Mount Crested Butte

Mount Crested Butte

Tuesday, July 26, 2011

Dear Jenny.


From December 13, 2004 until August 7, 2008 I wrote every single night before going to bed, without fail. If I missed a day then I would make sure to go back and write for it. I have eight spirals and one and a half journals filled with my secrets, my daily activities, my crushes names, my struggles, my joys and my hopes.  The reason I started writing was because on December 13, 2004 my mom shared an entry out of one of her many "diaries." Her diaries name was Jenny. She would address each of her entries with "Dear Jenny." As a seventh grader I was so inspired by the fact that my mom started writing in a journal when she was around the age of ten or eleven and still continued to write as an adult of three kids. So there I was for four years writing down my every move. Those first few spirals are filled with drawings of Christmas trees, my friends phone numbers, me talking to myself and love notes that never got sent.
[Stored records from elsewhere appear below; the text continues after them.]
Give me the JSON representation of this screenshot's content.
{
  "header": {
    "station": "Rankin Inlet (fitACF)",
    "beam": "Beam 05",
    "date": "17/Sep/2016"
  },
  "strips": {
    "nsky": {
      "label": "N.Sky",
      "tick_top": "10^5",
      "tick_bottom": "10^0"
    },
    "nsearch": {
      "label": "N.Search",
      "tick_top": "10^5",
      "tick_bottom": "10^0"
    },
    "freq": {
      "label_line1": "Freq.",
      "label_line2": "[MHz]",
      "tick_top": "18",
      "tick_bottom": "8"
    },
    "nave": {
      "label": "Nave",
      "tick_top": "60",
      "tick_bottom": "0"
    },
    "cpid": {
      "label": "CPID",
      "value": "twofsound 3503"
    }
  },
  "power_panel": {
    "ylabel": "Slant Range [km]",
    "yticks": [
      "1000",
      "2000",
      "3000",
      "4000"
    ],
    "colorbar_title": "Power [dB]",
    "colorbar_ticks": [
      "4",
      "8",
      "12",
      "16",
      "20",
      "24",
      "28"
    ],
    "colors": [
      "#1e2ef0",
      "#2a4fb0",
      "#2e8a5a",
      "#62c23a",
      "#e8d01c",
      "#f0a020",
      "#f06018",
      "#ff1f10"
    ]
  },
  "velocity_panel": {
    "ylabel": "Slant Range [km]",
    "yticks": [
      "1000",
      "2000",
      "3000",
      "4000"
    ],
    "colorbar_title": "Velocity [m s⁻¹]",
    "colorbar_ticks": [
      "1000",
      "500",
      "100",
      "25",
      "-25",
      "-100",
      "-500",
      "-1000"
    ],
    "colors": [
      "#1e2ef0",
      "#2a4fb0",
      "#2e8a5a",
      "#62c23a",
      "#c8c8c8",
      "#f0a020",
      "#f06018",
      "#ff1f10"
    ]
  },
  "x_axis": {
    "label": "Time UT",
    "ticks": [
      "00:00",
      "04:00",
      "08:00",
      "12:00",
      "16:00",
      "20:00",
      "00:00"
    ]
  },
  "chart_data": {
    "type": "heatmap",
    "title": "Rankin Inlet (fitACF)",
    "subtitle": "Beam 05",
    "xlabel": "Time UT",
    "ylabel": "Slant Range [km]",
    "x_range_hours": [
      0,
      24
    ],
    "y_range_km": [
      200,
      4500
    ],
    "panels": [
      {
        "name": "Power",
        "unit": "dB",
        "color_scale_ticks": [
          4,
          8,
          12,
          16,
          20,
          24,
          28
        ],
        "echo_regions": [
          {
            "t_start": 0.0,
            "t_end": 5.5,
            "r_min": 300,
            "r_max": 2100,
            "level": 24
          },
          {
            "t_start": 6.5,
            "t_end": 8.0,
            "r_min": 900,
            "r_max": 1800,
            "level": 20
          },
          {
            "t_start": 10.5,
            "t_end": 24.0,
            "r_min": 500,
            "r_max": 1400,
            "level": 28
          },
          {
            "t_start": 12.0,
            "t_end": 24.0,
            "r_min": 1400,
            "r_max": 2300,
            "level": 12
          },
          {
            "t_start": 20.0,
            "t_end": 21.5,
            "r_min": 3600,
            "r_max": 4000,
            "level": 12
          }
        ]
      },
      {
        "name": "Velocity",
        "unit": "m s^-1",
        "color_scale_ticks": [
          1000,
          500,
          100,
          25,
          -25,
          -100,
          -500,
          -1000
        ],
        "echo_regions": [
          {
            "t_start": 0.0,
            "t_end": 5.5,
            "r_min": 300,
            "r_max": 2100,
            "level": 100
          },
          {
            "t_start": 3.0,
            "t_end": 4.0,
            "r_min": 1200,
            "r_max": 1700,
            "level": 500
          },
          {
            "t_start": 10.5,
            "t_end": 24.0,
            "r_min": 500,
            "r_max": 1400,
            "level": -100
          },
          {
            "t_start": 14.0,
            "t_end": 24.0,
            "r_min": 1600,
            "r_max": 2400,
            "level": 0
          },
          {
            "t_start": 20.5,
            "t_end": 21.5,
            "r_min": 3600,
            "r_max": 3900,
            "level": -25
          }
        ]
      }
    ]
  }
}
As time went on the handwriting got a little better, the entries got deeper, the pictures were scarce and my grammar improved. I started writing again recently and I’m not making myself write everyday, just when I feel like I have something to say. I am so glad I wrote because it gives me the chance to look back on how much I’ve grown, how much I’ve been through and how often I thought my life was over as a dramatic teenager.

Going back and reading those entries gives me a sense of accomplishment. They are a testimony of how much I’ve grown in myself. I find my happiness within myself rather than other people. The things that used to define me are things that no longer pass through my mind. I talk more about my friends and their hearts rather than my own petty problems. I know I’m just nineteen years old, but I feel like I’ve already grown more than I ever could. I know that’s not true by any means, but I feel so accomplished. I’m very proud of how far I have come and it took reading through a few beat up spirals to remind myself that life is a never ending process of learning from the past and looking forward to the future, but making sure to live in the present.